Fat Biking In Ontario
Fat bikes are an off-road hybrid of the mountain bike design with oversized tires and a wider handlebar that allows you to ride on soft, snowy, sandy or muddy terrain. This relatively new, versatile design is perfect for avid cyclists in Ontario as they allow you to crunch up the trails right through the winter. So, don’t pack your helmet away for the season because fat biking is gaining traction and is turning cycling into a year-round sport.
From easy to challenging, guided and self-guided, here are some spots to give fat biking a whirl.
Guided & On-site Excursions
Horseshoe Resort, Barrie
Experience the beauty of the snow-covered Copeland Forest on an all-new adventure. Set out on a 9 km fat bike trail at Horseshoe Resort, suitable for beginners to avid. Bike rentals include a helmet; the trail pass is separate and ride guides are available to tailor the trip based on your skill level.
Deerhurst Resort, Huntsville
Overlooking Peninsula Lake, this year-round resort knows how to ‘winter.’ Book your fat bike rental and ride the trails from the resort or on the frozen lake. Algonquin Outfitters in Huntsville also rent out fat-wheeled bikes in the winter.
Hardwood Ski and Bike, Oro Station
This facility is dedicated to high-adrenaline outdoor pursuits and boasts over 100 kilometres of multi-use trail systems. Fat bikes are available for rent all-day or half-day and permitted to ride on the cross-country ski trails on weekdays. Reserve in advance as this is becoming super popular. Check out the stay and play packages at Carriage Ridge Resort, conveniently located just a few minutes drive away.

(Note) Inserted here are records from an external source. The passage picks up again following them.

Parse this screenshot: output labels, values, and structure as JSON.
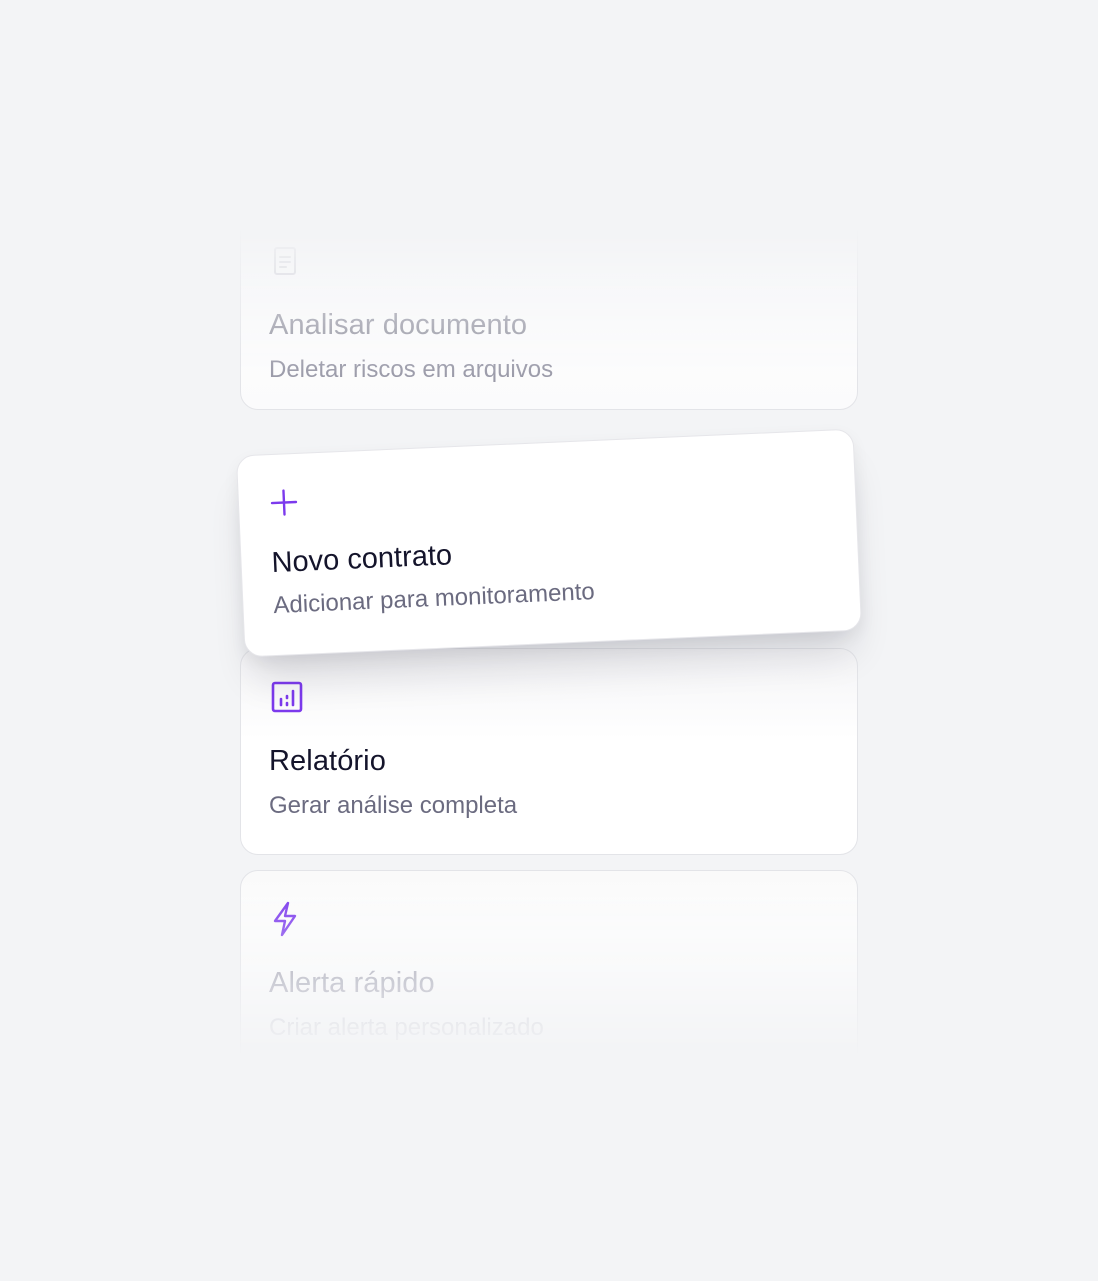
{
  "accent_color": "#7c3aed",
  "cards": [
    {
      "id": "analisar",
      "icon": "document-icon",
      "title": "Analisar documento",
      "subtitle": "Deletar riscos em arquivos"
    },
    {
      "id": "novo",
      "icon": "plus-icon",
      "title": "Novo contrato",
      "subtitle": "Adicionar para monitoramento"
    },
    {
      "id": "relatorio",
      "icon": "bar-chart-icon",
      "title": "Relatório",
      "subtitle": "Gerar análise completa"
    },
    {
      "id": "alerta",
      "icon": "lightning-icon",
      "title": "Alerta rápido",
      "subtitle": "Criar alerta personalizado"
    }
  ]
}
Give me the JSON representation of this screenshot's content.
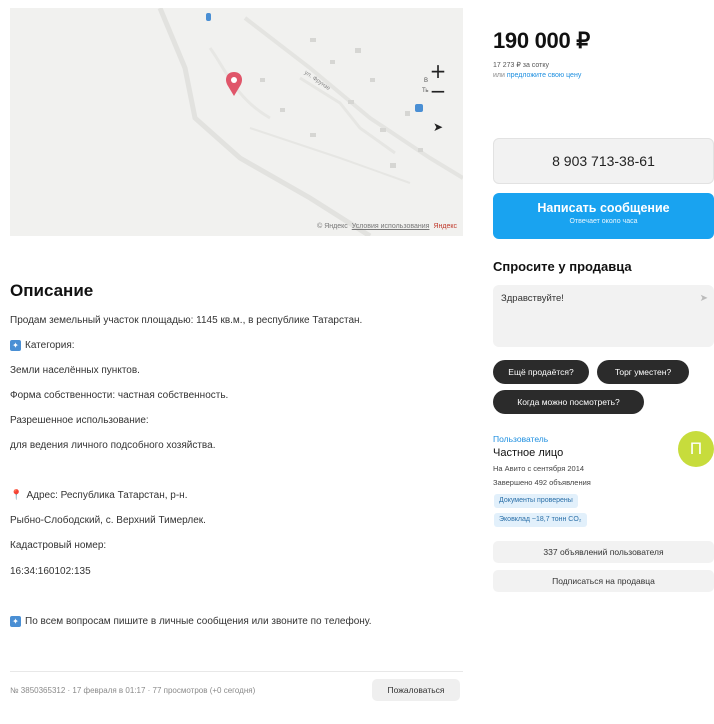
{
  "map": {
    "street_label": "ул. Фрунзе",
    "zoom_in": "+",
    "zoom_out": "−",
    "compass_letters": [
      "В",
      "Ть"
    ],
    "copyright": "© Яндекс",
    "terms_link": "Условия использования",
    "brand": "Яндекс"
  },
  "description": {
    "title": "Описание",
    "lines": [
      "Продам земельный участок площадью: 1145 кв.м., в республике Татарстан.",
      "Категория:",
      "Земли населённых пунктов.",
      "Форма собственности: частная собственность.",
      "Разрешенное использование:",
      "для ведения личного подсобного хозяйства.",
      "Адрес: Республика Татарстан, р-н.",
      "Рыбно-Слободский, с. Верхний Тимерлек.",
      "Кадастровый номер:",
      "16:34:160102:135",
      "По всем вопросам пишите в личные сообщения или звоните по телефону."
    ]
  },
  "footer": {
    "meta": "№ 3850365312 · 17 февраля в 01:17 · 77 просмотров (+0 сегодня)",
    "report_label": "Пожаловаться"
  },
  "price": {
    "value": "190 000 ₽",
    "per_sotka": "17 273 ₽ за сотку",
    "offer_prefix": "или ",
    "offer_link": "предложите свою цену"
  },
  "contact": {
    "phone": "8 903 713-38-61",
    "message_label": "Написать сообщение",
    "message_sub": "Отвечает около часа"
  },
  "ask": {
    "title": "Спросите у продавца",
    "input_value": "Здравствуйте!",
    "chips": [
      "Ещё продаётся?",
      "Торг уместен?",
      "Когда можно посмотреть?"
    ]
  },
  "seller": {
    "type": "Пользователь",
    "name": "Частное лицо",
    "since": "На Авито с сентября 2014",
    "completed": "Завершено 492 объявления",
    "badge_docs": "Документы проверены",
    "badge_eco": "Эковклад ~18,7 тонн CO₂",
    "avatar_letter": "П",
    "listings_button": "337 объявлений пользователя",
    "subscribe_button": "Подписаться на продавца"
  },
  "colors": {
    "accent_blue": "#19a3f0",
    "link_blue": "#1e8fe0",
    "avatar": "#c7dc3c",
    "map_pin": "#e0566a"
  }
}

Albion Hills Conservation Area, Caledon
Head just north of Toronto for some mixed terrain fat biking on the 6.5 km Black Trail. And if you’re looking for some R ’n R after your ride, the Millcroft Inn and Spa is only a few minutes away in Alton.
Rent & Ride Adventures
If you’re in the Parry Sound area, you’re in for a treat. Parry Sound Bikes is your go-to for an incredible day of fat bike thrills. They’ll rent you the equipment (bike, helmet and even gloves) and get you a day pass to ride the trails at the Georgian Nordic Outdoor Activity Centre. They’ll even arrange bike delivery and pick up. Georgian Nordic features smooth trails with open vistas and tight, winding single tracks through the forest, as well as a fully-staffed chalet to warm up.

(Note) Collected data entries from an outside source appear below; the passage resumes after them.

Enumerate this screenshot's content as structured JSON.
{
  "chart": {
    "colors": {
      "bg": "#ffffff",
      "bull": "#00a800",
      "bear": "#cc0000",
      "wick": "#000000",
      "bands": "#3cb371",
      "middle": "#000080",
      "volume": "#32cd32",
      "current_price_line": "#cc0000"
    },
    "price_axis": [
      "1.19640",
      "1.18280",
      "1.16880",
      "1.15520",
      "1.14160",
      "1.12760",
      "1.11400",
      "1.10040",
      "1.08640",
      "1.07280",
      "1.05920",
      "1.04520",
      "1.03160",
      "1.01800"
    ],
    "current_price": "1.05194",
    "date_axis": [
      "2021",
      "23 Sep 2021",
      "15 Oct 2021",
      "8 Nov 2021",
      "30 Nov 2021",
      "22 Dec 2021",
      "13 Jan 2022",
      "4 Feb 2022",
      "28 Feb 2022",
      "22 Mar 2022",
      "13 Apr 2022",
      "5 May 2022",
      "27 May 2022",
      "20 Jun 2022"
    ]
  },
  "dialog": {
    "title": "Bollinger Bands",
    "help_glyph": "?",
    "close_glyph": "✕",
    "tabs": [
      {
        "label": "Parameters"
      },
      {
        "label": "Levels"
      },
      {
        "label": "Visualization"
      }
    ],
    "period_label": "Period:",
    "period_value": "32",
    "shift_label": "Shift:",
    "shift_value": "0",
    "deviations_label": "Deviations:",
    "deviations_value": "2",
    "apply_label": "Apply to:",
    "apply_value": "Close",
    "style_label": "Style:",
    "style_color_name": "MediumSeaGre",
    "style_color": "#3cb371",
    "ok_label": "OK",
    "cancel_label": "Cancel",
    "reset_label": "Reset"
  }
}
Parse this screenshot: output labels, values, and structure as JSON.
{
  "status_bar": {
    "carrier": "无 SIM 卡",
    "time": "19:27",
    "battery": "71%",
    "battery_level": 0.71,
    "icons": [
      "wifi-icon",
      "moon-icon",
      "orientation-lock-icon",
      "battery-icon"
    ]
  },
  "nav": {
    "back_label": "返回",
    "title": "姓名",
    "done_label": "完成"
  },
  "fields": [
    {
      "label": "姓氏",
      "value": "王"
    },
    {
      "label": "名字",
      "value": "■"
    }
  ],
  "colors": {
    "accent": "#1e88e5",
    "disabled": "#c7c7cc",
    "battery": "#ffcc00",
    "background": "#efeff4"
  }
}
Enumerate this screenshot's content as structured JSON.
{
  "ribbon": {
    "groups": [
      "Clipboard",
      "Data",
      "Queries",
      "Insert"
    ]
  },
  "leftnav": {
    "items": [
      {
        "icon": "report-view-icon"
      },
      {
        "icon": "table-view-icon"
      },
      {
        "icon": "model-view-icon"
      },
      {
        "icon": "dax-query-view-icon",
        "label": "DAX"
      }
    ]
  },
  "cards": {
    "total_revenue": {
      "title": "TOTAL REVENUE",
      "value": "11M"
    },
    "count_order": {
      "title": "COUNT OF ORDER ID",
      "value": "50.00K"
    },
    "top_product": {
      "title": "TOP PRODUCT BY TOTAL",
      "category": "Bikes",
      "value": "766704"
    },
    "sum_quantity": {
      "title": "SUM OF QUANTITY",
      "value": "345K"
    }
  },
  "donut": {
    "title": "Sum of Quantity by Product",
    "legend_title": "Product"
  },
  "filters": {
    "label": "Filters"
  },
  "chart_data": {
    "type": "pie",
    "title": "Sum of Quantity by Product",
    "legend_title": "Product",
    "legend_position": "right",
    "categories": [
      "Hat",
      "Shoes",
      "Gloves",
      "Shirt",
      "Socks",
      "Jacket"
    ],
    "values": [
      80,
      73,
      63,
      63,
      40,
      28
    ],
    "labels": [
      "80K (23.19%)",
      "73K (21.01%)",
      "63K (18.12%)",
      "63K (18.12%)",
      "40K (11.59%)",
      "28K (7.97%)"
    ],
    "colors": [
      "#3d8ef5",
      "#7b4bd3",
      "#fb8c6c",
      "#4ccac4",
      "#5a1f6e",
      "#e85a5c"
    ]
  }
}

There are several pretty epic places to fat bike in and around Thunder Bay. Centennial Park offers trails for all skill levels, a good place for beginners to start. The trails at Shuniah Mines snake around a now-defunct century-old silver mine that delivers some gnarly topography. The terrain at Sleeping Giant Provincial Park ranges from even to rugged. Pick up your rental at Rollin’ Thunder or Fresh Air Experiences.
Explore the mixed-challenge, multi-skill level trails open for winter fat biking, as well as group rides and other cycling events at Fanshawe Conservation Area in London, Turkey Point on the shore of Lake Erie and at The Hydrocut, just west of Kitchener. Rent your fat wheels and gear up at Trek Bicycle Store in downtown London.

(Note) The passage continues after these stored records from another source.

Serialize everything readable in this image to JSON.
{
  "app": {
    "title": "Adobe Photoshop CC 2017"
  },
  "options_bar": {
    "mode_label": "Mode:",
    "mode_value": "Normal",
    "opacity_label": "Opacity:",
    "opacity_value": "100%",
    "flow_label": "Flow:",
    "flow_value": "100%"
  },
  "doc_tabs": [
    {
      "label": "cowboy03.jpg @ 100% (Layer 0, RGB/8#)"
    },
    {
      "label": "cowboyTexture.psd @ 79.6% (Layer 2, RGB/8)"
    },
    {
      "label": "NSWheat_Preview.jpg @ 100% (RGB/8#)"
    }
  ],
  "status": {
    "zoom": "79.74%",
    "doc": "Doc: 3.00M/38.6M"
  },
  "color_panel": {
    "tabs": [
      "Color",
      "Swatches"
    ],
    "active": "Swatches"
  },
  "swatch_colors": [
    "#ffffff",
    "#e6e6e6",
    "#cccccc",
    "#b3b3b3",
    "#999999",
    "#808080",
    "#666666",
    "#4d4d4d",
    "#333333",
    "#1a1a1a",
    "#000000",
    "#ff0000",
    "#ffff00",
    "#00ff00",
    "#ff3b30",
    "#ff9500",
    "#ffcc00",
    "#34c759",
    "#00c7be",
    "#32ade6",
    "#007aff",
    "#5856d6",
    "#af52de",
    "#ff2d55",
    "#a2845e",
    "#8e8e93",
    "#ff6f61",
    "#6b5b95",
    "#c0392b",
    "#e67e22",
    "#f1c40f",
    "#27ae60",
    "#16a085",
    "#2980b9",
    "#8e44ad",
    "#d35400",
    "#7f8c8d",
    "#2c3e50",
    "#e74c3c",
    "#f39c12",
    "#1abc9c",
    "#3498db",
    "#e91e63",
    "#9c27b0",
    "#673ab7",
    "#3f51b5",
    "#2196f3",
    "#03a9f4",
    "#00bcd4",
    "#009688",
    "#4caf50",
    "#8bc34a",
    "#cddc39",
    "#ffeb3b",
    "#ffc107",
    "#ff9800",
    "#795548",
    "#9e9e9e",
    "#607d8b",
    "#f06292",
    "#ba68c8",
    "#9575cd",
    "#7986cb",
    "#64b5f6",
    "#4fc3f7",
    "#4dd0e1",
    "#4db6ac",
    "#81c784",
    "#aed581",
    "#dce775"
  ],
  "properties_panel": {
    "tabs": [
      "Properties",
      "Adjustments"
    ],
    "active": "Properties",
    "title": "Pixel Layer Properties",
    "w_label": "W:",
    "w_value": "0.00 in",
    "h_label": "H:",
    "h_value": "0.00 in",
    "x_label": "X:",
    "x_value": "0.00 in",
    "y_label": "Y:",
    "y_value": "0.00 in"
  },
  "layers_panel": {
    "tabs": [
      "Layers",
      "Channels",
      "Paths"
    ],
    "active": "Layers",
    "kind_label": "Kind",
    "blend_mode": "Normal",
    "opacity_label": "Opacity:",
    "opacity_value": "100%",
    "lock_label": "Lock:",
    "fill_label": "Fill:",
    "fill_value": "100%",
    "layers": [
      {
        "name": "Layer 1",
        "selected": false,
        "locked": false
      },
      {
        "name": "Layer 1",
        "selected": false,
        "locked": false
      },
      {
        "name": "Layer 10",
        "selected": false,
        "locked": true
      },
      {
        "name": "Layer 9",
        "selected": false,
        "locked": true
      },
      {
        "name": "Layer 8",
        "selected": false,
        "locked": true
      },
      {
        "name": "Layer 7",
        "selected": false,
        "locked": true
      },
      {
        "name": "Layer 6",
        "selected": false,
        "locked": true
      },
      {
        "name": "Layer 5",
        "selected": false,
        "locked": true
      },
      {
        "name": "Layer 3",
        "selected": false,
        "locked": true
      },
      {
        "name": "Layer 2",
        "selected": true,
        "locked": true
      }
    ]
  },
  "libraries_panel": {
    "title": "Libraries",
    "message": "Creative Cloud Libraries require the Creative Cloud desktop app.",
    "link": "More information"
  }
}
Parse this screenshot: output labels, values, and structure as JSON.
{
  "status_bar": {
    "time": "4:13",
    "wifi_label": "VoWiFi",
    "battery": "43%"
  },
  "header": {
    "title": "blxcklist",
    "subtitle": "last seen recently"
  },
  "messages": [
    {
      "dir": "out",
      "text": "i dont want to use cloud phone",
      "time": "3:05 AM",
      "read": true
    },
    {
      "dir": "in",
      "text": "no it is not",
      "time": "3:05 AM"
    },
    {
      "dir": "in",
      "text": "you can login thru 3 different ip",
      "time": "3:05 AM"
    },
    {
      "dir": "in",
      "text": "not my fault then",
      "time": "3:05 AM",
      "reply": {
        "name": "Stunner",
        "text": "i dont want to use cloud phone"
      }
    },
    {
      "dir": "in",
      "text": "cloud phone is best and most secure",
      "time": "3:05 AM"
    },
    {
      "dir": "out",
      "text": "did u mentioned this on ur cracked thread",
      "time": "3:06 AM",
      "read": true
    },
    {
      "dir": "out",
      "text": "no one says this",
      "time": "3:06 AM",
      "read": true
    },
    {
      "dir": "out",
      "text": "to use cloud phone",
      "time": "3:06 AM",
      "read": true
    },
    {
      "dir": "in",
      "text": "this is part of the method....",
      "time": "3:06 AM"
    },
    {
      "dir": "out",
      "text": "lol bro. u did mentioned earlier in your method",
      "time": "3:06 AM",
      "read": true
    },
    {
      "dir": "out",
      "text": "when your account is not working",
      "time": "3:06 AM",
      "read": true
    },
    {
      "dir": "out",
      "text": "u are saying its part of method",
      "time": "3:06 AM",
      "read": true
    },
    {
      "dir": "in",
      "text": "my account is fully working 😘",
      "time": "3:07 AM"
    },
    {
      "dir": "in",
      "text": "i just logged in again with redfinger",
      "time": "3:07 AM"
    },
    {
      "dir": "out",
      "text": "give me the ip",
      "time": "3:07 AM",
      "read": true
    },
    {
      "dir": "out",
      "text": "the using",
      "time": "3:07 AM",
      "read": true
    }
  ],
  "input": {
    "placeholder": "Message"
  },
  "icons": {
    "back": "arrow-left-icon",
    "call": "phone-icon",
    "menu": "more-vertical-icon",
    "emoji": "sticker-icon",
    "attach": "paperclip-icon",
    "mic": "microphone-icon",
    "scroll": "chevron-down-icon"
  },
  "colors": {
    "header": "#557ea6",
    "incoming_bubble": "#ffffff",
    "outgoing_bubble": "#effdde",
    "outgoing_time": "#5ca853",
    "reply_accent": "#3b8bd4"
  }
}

Further southwest, Wildwood Conservation Area in St. Marys is one of the region’s premier fat biking locations with well-maintained winter trails. Bikes are available on-site or check in with Totally Spoked in Stratford for rentals. The Pines is another top trail destination that host special events, including demo days with experienced cyclists on hand to guide new riders. Get a day pass from their site and your bike and gear from Pedal Power in Woodstock.
Kingston’s K&P Trail’s rural portion is a 15-km stretch that runs along the old Kingston and Pembroke Railway line, climbs bluffs and escarpment, traverses wetlands and ravines, and passes farm fields and a historic mill. Potter’s Creek Conservation Area in Belleville is an excellent spot for beginners. Simultaneously, Macaulay Mountain Conservation Area and the Millennium Trail are popular destinations for fat biking in Prince Edward County.
Following the former Canadian National Railway Line, the Cataraqui Trail stretches between Smith Falls and Strathcona with over 100 kilometres of multi-use trail, including cycling. In the capital, follow the Ottawa River shoreline on the groomed multi-use Sir John A. Macdonald (SJAM) winter trail.
With over 60 maintained Ontario trail systems that invite fat biking, and great outfitters, guides and rental companies to steer you in the right direction, you’ll have no trouble finding unique places to peddle up a new winter adventure.